Las relaciones observadas entre el clima emocional, la percepción de problemas sociales y la confianza institucional (Zubieta, Delfino & Fernández, 2008; Muratori & Zubieta, 2015; Zubieta, Muratori, Mele & Corteletti, 2019), muestran que el clima emocional negativo se asocia a una mayor percepción de problemas sociales y a una desconfianza institucional alta, sucediendo lo inverso con el clima emocional positivo. En relación al bienestar social, los climas emocionales negativos reducen los niveles de aceptación, actualización y coherencia percibidos por los sujetos. Por su parte, los climas emocionales positivos refuerzan los niveles de integración, aceptación y actualización, mientras que la percepción de una tonalidad afectiva negativa no parece ayudar a que los individuos aumenten sus niveles de auto-aceptación y autonomía. Es interesante observar que la afectividad que se percibe en el ambiente se relaciona con las dos dimensiones que tienen que ver con el sí mismo y la independencia.

Al indagar en diferencias en función del género, son las mujeres quienes perciben mejor que los hombres su relación con el entorno social en tanto facilitador de tener metas y propósitos en la vida y de su capacidad para influenciar sobre él, manifiestan tener mejores relaciones sociales, sentirse más útiles y confiar más en el futuro de la sociedad. Además de una mayor integración, en términos de bienestar psicológico, las mujeres exhiben un mayor dominio del entorno y propósito en la vida en comparación con los hombres (Zubieta & Delfino, 2010; Zubieta et al., 2011; Zubieta et. al; 2019). Los hallazgos pueden deberse a la mejora que las mujeres experimentan en lo que hace a un mayor reconocimiento en cuestiones de la esfera pública que aportan a un buen funcionamiento psicológico relacionado con el locus de control interno, a la alta auto-eficacia y a la motivación para actuar y desarrollarse. Se observa una tendencia a lo largo de los años que refleja que, aun con importantes desigualdades de inserción y consideración respecto de los hombres, las mujeres perciben que han logrado más que sus pares masculinos y se muestren optimistas respecto de sus posibilidades de crecimiento personal. Sin embargo, los hombres reportan mayor autonomía para resistirse a la presión social, las mujeres exhiben un bienestar más dependiente del contexto, de mayor ajuste social, mientras que el bienestar de los hombres es de bajo contexto, más independiente, centrado en la persona, y más expresivo de valores (Zubieta, 2016).
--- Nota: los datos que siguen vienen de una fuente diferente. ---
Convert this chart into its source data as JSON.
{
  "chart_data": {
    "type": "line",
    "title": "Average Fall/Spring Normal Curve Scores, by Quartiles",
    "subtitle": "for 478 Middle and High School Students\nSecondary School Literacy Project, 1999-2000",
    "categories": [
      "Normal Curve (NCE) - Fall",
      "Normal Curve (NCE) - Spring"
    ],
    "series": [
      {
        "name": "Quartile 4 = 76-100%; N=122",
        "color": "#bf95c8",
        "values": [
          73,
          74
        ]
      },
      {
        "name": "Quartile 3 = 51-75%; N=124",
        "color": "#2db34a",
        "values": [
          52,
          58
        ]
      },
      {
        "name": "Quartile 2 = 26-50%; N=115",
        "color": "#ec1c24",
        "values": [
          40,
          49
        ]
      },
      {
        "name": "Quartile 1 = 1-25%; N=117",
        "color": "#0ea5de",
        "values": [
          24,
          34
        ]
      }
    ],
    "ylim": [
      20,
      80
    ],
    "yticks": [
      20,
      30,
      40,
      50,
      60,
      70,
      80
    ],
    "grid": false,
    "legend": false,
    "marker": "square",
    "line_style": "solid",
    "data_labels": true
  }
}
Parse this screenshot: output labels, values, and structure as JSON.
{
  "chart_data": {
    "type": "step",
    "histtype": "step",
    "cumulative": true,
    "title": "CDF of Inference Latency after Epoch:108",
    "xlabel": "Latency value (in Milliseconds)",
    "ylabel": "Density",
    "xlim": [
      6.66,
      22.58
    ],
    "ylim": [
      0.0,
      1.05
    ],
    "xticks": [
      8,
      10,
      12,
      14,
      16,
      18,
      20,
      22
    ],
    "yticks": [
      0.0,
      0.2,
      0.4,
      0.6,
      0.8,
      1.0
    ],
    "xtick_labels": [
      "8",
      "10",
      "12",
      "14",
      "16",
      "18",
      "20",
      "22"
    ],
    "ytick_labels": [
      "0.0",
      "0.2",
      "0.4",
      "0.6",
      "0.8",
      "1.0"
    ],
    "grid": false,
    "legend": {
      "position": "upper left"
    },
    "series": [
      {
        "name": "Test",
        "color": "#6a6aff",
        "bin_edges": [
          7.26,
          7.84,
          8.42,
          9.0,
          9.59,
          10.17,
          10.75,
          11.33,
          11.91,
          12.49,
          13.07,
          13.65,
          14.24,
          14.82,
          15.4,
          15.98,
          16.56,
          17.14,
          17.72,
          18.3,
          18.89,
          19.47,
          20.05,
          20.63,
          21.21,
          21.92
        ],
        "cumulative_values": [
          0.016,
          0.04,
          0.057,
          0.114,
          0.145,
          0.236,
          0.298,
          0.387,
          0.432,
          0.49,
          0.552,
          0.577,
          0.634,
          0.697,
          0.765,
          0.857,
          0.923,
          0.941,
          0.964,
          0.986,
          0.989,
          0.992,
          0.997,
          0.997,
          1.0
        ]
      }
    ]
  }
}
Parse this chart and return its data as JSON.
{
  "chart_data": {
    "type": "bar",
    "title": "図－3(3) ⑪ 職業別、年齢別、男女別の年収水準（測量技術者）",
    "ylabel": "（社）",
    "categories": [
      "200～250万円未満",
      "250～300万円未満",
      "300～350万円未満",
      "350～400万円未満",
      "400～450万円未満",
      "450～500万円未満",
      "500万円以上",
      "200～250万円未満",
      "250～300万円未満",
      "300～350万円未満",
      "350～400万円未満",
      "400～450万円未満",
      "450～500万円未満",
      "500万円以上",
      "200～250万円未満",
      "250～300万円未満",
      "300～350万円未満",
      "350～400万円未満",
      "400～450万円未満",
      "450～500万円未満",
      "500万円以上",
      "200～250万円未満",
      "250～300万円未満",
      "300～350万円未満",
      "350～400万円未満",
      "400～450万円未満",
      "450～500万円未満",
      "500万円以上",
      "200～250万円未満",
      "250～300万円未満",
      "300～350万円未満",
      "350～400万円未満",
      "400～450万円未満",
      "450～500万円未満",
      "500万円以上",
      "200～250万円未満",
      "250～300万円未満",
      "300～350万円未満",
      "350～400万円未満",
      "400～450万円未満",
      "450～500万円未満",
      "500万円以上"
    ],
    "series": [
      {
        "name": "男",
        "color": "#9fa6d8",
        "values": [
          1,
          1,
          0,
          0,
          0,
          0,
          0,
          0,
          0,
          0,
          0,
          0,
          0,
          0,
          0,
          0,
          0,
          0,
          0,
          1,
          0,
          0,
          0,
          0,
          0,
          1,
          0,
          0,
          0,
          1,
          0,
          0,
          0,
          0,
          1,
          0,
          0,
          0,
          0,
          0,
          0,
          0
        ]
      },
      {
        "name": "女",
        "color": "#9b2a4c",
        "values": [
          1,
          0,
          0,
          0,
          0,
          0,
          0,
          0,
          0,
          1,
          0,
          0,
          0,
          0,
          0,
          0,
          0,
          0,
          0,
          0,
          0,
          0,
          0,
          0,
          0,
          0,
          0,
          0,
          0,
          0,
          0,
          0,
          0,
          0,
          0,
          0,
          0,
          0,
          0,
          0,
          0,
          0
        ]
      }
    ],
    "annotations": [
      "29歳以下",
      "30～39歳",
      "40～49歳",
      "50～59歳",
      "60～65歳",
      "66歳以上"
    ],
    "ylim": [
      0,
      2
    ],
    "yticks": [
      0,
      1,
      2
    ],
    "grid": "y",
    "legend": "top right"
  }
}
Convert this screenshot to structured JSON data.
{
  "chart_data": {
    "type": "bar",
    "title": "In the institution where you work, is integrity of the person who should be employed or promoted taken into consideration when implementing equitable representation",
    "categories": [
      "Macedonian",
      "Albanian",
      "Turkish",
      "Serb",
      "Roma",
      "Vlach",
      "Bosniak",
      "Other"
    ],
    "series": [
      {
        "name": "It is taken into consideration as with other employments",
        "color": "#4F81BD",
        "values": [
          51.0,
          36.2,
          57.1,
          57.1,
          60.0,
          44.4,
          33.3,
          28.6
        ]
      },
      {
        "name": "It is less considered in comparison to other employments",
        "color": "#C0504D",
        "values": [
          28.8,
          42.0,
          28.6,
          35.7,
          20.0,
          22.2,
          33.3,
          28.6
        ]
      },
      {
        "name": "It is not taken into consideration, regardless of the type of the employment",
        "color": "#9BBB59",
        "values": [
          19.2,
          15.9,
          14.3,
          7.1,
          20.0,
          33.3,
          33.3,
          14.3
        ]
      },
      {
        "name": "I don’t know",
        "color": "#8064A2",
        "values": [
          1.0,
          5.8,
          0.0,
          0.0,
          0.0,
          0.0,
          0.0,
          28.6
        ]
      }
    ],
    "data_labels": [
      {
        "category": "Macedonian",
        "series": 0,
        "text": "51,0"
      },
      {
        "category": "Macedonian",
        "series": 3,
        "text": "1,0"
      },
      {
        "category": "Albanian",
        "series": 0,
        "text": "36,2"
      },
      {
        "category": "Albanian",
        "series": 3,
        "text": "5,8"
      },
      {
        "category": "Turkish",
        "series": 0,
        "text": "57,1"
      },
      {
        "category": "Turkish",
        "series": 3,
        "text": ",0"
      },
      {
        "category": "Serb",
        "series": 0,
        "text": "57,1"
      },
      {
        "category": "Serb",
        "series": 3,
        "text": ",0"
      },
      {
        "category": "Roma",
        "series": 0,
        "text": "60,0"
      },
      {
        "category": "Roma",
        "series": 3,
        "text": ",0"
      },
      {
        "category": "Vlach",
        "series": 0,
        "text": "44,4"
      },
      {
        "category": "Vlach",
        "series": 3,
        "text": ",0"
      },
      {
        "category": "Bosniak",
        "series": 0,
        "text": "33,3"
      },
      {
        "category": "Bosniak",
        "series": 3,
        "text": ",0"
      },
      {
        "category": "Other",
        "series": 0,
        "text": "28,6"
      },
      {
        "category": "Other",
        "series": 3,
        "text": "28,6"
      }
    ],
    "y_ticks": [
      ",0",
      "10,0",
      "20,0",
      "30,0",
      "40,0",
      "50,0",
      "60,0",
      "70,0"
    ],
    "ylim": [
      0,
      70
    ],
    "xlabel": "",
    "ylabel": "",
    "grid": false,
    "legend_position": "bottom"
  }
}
En términos de percepción de problemas sociales y de afectividad negativa en el entorno, las mujeres son más pesimistas que los hombres, aunque tanto unos como otros no se diferencian en percibir una tonalidad afectiva negativa en el entorno, en mostrar un déficit en el bienestar social, y en exhibir una muy baja confianza en las instituciones. El contexto no aparece como proveedor salutogénico en la percepción de los individuos.